In the , the locality of Bullyard had a population of 206 people.

== Education ==
Bullyard State School is a government primary (Prep-6) school for boys and girls at 2358 Bucca Road. In 2018, the school had an enrolment of 41 students with 4 teachers (3 full-time equivalent) and 5 non-teaching staff (3 full-time equivalent).

There are no secondary schools in Bullyard. The nearest government secondary school is Gin Gin State High School in Gin Gin to the south-west.

== Bullyard Hall ==
Across from the state school is the Bullyard Multipurpose Hall. It was used annually for the Bullyard Oktoberfest and various other school and community meetings and presentations.

Bullyard Hall was built in 1908 by Samuel Kent on 10 acres of land purchased for that purpose. The hall was connected to electricity in 1952 and the hall was extended in 1957 with a bigger dance floor. Other additions included a stage, kitchen and ladies' room. The hall was repainted in the 1960s, with the exterior painted with linseed oil and burnt umber (giving the hall its distinctive appearance).

The hall was, like other local public halls, used for social events such as dances. Movies were shown at the hall from the 1920s and it was also used for church services. Newspaper references from the 1930s through to the 1950s indicate the hall being used as a venue to sign up workers for the local cane crushing season.

The hall grounds were also used for a range of sporting events. There are references to athletics competitions held at Bullyard from 1911 and the track was improved in 1913. A tennis club was formed in 1928 and tennis courts were constructed using crushed ant bed. Cricket was popular, so much so that the Cricket Club merged with the Hall Committee in 1930. Bullyard hosted cricket matches against local teams including Wallaville, Albionville, Gin Gin, Bucca and Bundaberg and the pitch was also constructed from ant bed, similar to the tennis courts.
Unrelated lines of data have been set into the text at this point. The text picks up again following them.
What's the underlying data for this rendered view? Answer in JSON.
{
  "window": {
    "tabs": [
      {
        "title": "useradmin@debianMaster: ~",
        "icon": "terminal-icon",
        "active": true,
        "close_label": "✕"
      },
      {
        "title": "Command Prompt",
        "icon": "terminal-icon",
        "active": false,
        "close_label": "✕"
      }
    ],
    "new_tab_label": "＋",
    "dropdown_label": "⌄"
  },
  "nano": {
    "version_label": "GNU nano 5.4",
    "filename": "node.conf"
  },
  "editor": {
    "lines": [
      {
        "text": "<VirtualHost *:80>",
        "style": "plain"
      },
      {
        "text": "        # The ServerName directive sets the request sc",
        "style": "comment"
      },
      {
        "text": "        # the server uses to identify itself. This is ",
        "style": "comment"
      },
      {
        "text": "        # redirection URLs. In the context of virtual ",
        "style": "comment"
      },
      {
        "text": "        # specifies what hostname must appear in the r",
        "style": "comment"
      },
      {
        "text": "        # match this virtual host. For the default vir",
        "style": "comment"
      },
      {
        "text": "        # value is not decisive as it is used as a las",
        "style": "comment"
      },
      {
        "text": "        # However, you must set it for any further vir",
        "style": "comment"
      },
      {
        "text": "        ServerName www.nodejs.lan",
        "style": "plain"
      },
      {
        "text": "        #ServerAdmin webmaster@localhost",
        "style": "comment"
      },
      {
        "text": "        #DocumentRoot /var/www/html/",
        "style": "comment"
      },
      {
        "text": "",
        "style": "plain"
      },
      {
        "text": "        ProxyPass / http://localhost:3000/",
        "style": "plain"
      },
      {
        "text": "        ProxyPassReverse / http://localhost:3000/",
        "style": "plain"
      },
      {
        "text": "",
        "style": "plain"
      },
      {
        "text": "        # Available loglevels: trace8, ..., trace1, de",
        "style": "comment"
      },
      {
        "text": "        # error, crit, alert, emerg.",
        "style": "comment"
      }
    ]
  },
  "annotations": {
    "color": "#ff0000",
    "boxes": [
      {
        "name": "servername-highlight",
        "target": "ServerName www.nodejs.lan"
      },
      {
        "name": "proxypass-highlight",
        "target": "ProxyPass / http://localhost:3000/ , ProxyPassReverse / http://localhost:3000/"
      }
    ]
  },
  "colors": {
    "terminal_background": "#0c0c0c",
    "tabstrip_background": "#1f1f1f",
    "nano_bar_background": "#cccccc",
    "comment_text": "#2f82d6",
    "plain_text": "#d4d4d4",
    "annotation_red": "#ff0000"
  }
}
Bullyard Hall is located in the south-western corner of a 4 hectare reserve that in turn is located in the northern part of town on the eastern side of Bucca Road. A mostly circular fenced sports ground extends from the hall to the north and east. Most of the fenced, predominantly levelled grassed site has been cleared, some remaining scrub vegetation exists in the north and northeast and on the boundaries and it appears that the ring of trees on the perimeter of the sports ground have been deliberately planted.
The hall consists of a low set weatherboard clad timber structure on timber stumps with a slight variation in height to level out the site and features a corrugated iron clad gable roof. An annex with skillion roof is attached on both sides of the main building. The main entrance is from the front via some steps onto a landing covered by a gable roof and double doors.